From Neuhaus on the Galerie de la Reine to private ateliers in Bruges — how FFGR Belgium curates the definitive chocolate experience.
Belgian chocolate is one of the few luxury categories in which the country's global reputation fully corresponds to reality. The technique, the ingredient sourcing, and the craft lineage are genuinely distinct — and the finest examples are not found on tourist streets or in airport concourses. FFGR Belgium's lifestyle concierge has spent years identifying where they actually are.
The Galerie de la Reine in Brussels is the appropriate starting point: Neuhaus invented the praline in 1912 and continues to produce it here in a maison that has remained essentially unchanged. For clients in Brussels for institutional meetings, a morning visit to the Galerie on the way to the Berlaymont is a 15-minute deviation that reframes the day.
Bruges maintains the highest concentration of master chocolatiers per square metre of any city in Europe. The city's historic centre functions as a kind of living museum of confectionery craft — but the ateliers worth visiting operate appointment-only and are unknown to the tour routes. Our concierge team holds introductions to three houses that receive no walk-in business.

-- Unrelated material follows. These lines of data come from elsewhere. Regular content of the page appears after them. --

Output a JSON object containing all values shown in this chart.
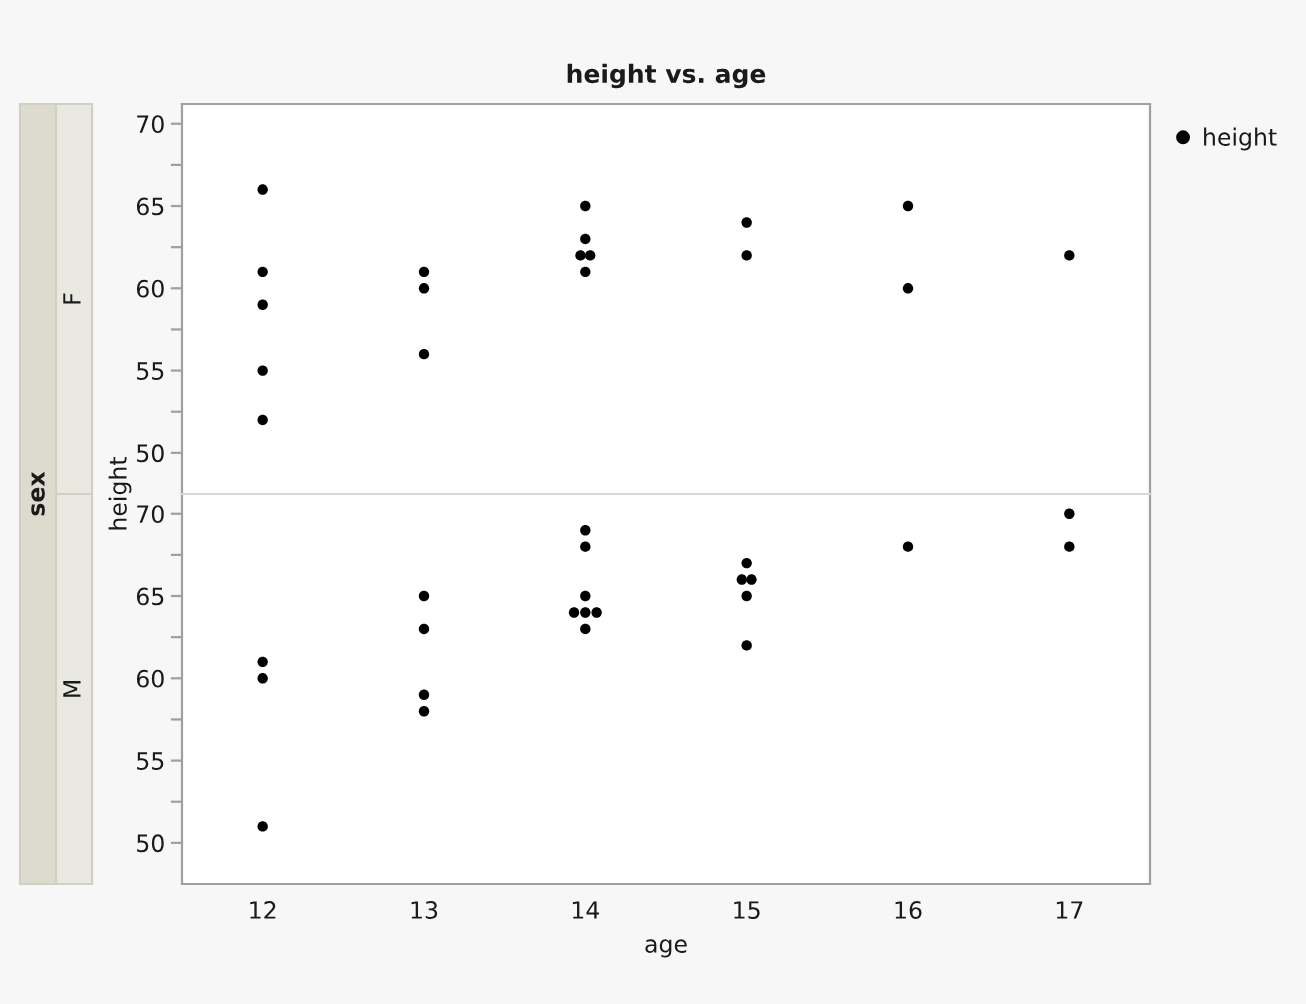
{
  "chart_data": [
    {
      "type": "scatter",
      "title": "height vs. age",
      "subtitle": "F",
      "ylabel": "height",
      "annotations": [
        "sex"
      ],
      "x": [
        12,
        12,
        12,
        12,
        12,
        13,
        13,
        13,
        14,
        14,
        13.97,
        14.03,
        14,
        15,
        15,
        16,
        16,
        17
      ],
      "series": [
        {
          "name": "height",
          "color": "#000000",
          "values": [
            66,
            61,
            59,
            55,
            52,
            61,
            60,
            56,
            65,
            63,
            62,
            62,
            61,
            64,
            62,
            65,
            60,
            62
          ]
        }
      ],
      "xlim": [
        11.5,
        17.5
      ],
      "xticks": [
        12,
        13,
        14,
        15,
        16,
        17
      ],
      "ylim": [
        47.5,
        71.2
      ],
      "yticks": [
        50,
        {
          "value": 52.5,
          "label": null
        },
        55,
        {
          "value": 57.5,
          "label": null
        },
        60,
        {
          "value": 62.5,
          "label": null
        },
        65,
        {
          "value": 67.5,
          "label": null
        },
        70
      ],
      "tick_labels": "y",
      "legend": "top right",
      "marker": "circle"
    },
    {
      "type": "scatter",
      "subtitle": "M",
      "xlabel": "age",
      "x": [
        12,
        12,
        12,
        13,
        13,
        13,
        13,
        14,
        14,
        14,
        13.93,
        14,
        14.07,
        14,
        15,
        14.97,
        15.03,
        15,
        15,
        16,
        17,
        17
      ],
      "series": [
        {
          "color": "#000000",
          "values": [
            61,
            60,
            51,
            65,
            63,
            59,
            58,
            69,
            68,
            65,
            64,
            64,
            64,
            63,
            67,
            66,
            66,
            65,
            62,
            68,
            70,
            68
          ]
        }
      ],
      "xlim": [
        11.5,
        17.5
      ],
      "xticks": [
        12,
        13,
        14,
        15,
        16,
        17
      ],
      "ylim": [
        47.5,
        71.2
      ],
      "yticks": [
        50,
        {
          "value": 52.5,
          "label": null
        },
        55,
        {
          "value": 57.5,
          "label": null
        },
        60,
        {
          "value": 62.5,
          "label": null
        },
        65,
        {
          "value": 67.5,
          "label": null
        },
        70
      ],
      "marker": "circle"
    }
  ]
}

For gifting at the level required by diplomatic and corporate protocol, FFGR Belgium coordinates bespoke commission work with artisan chocolatiers in Antwerp and Ghent. Customised packaging, specific couverture blends, and discreet delivery to hotel suites or embassy residences — all elements of a service that recognises chocolate not as a souvenir but as a diplomatic instrument.
Chocolate tourism, at this level, is a structured experience: transport, introductions, private tasting protocols, and the selection process for gifts that will represent the client at the highest table. We design it as such.